Intuition is sometimes referred to as the voice within or direction from one’s soul. Famed physicist, Albert Einstein once said, “The intellect has little to do on the road to discovery. There comes a leap in consciousness, call it intuition or what you will, and the solution comes to you and you don’t know why or how.”

As we travel along our way throughout life, we all have moments where we act or respond based on a gut feeling, or intuition, more than anything else. Just the same, there are moments where perhaps we ignore that gut feeling and lean toward the voice of reason and act or respond logically. Renowned poet William Wordsworth said, “Faith is a passionate intuition.”

In a letter to the Hebrews, St. Paul wrote:

“Faith is the realization of what is hoped for
and evidence of things not seen.
Because of it the ancients were well attested.
By faith we understand that the universe was ordered by the word of God,
so that what is visible came into being through the invisible.
By faith Abel offered to God a sacrifice greater than Cain’s.
Through this, he was attested to be righteous,
God bearing witness to his gifts,
and through this, though dead, he still speaks.
By faith Enoch was taken up so that he should not see death,
and he was found no more because God had taken him.
Before he was taken up, he was attested to have pleased God.
But without faith it is impossible to please him,
for anyone who approaches God must believe that he exists
and that he rewards those who seek him.
By faith Noah, warned about what was not yet seen,
with reverence built an ark for the salvation of his household.
Through this, he condemned the world
and inherited the righteousness that comes through faith.” (Hebrews 11:1-7)

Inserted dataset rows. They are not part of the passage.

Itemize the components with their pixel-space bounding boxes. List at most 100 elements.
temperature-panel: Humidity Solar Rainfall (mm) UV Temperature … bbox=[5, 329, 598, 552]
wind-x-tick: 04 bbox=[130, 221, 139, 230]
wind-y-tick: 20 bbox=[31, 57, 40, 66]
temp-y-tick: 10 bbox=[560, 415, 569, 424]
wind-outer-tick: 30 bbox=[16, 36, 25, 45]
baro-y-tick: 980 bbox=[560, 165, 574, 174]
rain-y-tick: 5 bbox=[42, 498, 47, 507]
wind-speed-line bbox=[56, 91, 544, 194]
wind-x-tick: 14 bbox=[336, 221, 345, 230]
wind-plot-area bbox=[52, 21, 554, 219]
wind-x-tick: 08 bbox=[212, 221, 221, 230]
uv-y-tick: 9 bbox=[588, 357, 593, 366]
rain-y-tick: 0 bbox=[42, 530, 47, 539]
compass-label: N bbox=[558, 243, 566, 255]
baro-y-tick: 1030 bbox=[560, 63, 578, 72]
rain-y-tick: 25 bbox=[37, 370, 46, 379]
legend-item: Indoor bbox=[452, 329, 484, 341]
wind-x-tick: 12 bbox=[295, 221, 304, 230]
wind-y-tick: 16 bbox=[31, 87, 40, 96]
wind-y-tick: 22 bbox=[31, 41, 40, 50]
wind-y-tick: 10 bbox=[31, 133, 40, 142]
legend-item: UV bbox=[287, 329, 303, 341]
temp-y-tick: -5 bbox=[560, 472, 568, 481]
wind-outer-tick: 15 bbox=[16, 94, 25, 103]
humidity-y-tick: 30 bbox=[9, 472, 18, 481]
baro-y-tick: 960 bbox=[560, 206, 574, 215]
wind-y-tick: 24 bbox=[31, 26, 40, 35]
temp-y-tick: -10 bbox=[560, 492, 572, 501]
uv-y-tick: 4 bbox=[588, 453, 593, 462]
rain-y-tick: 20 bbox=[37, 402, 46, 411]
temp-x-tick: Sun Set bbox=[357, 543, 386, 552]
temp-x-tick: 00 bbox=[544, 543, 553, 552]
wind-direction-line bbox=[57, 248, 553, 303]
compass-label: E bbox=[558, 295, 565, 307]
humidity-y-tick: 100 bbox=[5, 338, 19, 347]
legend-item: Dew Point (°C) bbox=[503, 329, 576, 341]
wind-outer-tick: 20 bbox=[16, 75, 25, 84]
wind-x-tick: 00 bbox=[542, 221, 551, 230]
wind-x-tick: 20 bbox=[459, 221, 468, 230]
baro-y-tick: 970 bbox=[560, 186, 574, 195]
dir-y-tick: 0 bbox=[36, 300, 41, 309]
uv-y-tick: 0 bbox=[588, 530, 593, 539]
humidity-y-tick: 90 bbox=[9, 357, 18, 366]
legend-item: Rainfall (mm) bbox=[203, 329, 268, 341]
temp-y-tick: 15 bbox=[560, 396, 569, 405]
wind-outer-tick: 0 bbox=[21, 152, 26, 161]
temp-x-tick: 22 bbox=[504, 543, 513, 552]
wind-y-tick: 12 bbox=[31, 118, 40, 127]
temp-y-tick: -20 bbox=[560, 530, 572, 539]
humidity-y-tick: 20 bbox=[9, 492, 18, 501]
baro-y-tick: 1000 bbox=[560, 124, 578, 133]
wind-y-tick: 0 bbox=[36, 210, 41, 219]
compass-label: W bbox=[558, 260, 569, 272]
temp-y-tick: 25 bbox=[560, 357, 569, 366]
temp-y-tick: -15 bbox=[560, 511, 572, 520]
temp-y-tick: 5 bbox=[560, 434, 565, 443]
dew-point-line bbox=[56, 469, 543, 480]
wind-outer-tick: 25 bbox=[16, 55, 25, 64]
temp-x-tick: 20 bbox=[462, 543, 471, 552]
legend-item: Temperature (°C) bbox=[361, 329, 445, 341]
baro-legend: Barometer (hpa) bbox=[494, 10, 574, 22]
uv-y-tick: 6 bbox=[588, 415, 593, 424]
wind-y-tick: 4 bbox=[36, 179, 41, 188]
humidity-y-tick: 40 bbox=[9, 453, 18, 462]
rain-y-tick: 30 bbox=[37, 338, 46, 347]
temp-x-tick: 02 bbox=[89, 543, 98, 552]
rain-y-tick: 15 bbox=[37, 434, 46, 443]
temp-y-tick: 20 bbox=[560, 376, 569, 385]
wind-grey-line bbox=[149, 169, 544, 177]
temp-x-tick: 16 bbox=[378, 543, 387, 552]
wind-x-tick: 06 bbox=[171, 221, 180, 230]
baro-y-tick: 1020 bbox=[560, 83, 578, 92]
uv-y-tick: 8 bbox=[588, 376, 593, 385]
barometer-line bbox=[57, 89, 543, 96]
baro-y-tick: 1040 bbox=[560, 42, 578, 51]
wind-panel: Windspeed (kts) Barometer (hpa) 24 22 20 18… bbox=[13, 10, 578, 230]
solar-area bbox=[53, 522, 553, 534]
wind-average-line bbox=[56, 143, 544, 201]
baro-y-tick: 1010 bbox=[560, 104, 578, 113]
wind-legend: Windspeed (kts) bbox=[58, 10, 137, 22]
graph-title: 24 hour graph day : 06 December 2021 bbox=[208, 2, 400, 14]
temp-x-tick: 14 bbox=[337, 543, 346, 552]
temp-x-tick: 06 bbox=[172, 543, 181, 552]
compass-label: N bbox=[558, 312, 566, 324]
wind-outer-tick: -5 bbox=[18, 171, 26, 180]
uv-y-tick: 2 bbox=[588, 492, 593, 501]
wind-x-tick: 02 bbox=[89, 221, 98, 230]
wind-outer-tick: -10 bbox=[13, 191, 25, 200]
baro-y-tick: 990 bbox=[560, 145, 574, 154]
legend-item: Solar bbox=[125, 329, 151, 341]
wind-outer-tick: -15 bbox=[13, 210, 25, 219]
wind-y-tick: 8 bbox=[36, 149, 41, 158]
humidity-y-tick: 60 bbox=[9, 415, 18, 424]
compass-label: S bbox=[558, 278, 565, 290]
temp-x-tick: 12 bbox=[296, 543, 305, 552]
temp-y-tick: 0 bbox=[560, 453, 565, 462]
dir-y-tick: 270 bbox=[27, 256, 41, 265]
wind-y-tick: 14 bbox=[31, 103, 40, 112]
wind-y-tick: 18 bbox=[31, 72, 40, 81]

Whatever one might believe, no matter how different one’s approach might be, we all have intuition. Both the wisdom and insight of intuition are planted within us, pushing through the soil that is knowledge and/or experience to the contrary, and budding at just the right time for just the right occasion, seeking to guide and protect us…to help us choose what is best. This occurs regardless of whether or not we consider and heed it.

While Albert Einstein, William Wordsworth, and St. Paul lived in different times and traveled in very different circles, they all lived with an awareness of that which is sacred and an openness to creation and innovation. They seem to have made every effort to reverence the fruit of the Vine, the work of their hands, and the dreams and longings of their souls. We are called to do the same.